La mentalidad autoritaria

Enrique Aguilar | Miércoles 20 de agosto de 2008
Un mal que afecta enormemente el desempeño de un régimen democrático es el autoritarismo prevaleciente en algunos funcionarios, para quienes dicho régimen parece reducirse a un hecho electoral independiente, por tanto, de sus condiciones de ejercicio.

La difusión de este mal no es síntoma, necesariamente, de la falta de instituciones sino del escaso o nulo respeto que ellas infunden. La primacía de la Constitución, la división de poderes, el gobierno de la ley, gozan en este caso de una existencia apenas formal. En la práctica, sin embargo, sólo se cumple lo que el mandamás de turno quiere, sin que nada se interponga entre su decisión y sus pasivos destinatarios.
De ordinario, quien revela esta mentalidad se rodea de incondicionales, eufemismo con que la obsecuencia se disfraza de lealtad. El mérito le molesta, en proporción acorde a su proximidad. No concibe que alguien pueda hacerle sombra y la opinión disidente le resulta una manifestación de apostasía, cuando no de traición.

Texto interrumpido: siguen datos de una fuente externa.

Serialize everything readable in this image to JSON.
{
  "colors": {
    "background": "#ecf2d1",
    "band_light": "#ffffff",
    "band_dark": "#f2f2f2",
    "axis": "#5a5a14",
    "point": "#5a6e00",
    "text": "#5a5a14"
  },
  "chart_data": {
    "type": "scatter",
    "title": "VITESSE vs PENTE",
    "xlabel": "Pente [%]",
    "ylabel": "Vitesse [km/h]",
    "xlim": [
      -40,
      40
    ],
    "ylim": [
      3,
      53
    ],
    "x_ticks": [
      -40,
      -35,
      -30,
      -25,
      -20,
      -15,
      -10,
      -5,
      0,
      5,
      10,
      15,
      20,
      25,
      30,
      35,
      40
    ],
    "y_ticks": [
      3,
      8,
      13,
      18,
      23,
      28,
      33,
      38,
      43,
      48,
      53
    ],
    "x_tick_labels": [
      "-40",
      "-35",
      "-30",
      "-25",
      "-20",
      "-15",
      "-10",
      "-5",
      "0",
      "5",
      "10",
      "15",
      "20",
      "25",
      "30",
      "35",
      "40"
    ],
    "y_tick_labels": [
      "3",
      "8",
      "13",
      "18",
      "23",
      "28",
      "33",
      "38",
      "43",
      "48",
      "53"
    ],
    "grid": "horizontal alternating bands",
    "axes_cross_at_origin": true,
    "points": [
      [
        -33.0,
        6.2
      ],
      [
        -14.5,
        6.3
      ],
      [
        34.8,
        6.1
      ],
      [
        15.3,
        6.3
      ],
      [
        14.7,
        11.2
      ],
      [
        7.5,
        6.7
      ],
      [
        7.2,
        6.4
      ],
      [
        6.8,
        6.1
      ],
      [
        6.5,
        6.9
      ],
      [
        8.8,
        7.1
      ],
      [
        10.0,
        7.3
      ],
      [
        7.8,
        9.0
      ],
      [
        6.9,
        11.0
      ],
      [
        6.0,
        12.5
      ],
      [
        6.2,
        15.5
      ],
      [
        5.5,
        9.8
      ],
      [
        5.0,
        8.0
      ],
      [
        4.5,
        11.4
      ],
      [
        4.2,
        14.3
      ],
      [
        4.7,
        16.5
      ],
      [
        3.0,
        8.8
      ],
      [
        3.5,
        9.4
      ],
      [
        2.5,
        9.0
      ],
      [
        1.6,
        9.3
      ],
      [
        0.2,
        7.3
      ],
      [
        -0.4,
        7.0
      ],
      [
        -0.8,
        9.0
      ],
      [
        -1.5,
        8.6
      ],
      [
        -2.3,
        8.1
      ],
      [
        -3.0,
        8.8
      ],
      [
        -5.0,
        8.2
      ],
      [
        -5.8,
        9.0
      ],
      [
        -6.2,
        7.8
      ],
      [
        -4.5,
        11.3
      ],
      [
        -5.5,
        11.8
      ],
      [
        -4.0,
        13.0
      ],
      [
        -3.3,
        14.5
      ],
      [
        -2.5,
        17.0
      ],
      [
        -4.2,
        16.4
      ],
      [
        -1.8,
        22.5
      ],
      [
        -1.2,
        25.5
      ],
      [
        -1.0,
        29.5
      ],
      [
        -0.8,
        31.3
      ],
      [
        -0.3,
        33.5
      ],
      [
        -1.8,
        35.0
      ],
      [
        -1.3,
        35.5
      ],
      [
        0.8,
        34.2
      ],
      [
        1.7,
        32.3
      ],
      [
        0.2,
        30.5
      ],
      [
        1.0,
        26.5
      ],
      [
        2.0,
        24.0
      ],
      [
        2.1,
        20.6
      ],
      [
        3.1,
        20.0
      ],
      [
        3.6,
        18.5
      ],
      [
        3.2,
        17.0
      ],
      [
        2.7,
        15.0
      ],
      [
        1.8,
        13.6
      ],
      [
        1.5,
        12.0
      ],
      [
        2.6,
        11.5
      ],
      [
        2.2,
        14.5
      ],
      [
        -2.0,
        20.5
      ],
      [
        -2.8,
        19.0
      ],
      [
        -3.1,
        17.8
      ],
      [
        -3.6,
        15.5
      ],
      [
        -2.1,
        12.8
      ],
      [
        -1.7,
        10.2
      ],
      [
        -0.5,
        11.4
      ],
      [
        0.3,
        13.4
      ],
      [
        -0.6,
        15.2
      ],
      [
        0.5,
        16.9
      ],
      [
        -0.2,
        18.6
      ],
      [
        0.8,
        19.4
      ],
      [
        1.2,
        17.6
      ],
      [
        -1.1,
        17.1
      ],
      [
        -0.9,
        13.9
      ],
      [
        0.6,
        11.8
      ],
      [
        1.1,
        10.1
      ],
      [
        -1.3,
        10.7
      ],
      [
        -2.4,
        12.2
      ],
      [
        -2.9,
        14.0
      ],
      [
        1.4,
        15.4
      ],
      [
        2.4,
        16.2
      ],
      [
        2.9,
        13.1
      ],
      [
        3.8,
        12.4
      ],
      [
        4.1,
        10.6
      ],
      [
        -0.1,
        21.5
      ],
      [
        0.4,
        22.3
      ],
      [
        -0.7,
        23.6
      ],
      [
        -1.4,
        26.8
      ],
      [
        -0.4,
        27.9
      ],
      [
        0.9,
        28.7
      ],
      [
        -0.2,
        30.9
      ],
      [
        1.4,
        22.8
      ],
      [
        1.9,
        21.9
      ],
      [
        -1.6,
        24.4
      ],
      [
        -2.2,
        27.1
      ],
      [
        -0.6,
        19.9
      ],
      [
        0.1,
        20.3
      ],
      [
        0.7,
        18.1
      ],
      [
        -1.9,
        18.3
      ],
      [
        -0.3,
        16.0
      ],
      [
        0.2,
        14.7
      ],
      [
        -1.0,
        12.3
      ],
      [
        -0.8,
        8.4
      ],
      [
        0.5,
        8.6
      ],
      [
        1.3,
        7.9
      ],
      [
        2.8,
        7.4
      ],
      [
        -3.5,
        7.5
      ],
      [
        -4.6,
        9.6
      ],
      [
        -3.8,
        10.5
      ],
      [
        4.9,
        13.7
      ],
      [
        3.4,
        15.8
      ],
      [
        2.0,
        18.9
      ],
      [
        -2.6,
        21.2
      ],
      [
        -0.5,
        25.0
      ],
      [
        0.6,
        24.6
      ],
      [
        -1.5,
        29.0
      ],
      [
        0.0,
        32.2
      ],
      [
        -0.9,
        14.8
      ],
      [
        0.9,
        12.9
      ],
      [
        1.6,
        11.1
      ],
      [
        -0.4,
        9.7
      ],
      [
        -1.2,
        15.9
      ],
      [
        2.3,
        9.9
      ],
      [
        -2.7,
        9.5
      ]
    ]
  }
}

Este supuesto servidor público se lleva el mundo por delante. No repara en modales ni gestos, vive alzando la voz (para que todos se percaten de su presencia) y menosprecia completamente a su adversario. Confunde la obediencia con la sumisión. No le hacen mella las críticas, confía ciegamente en su suerte, hasta que un día...

Hasta que un día la razón y el sentido común terminan por imponerse, revocando lo que pudo el azar o una mayoría circunstancial. Al prever el derrumbe, los obsecuentes comienzan a apartarse y se convierten, de la noche a la mañana, en los primeros detractores. Nuestro funcionario, fascista inconsciente (como lo llamaría Adorno), se enfrenta al cabo con su propia realidad y a lo mejor, sólo a lo mejor, una puerta se abre a los buenos procedimientos y a una democracia por fin respetuosa de las instituciones.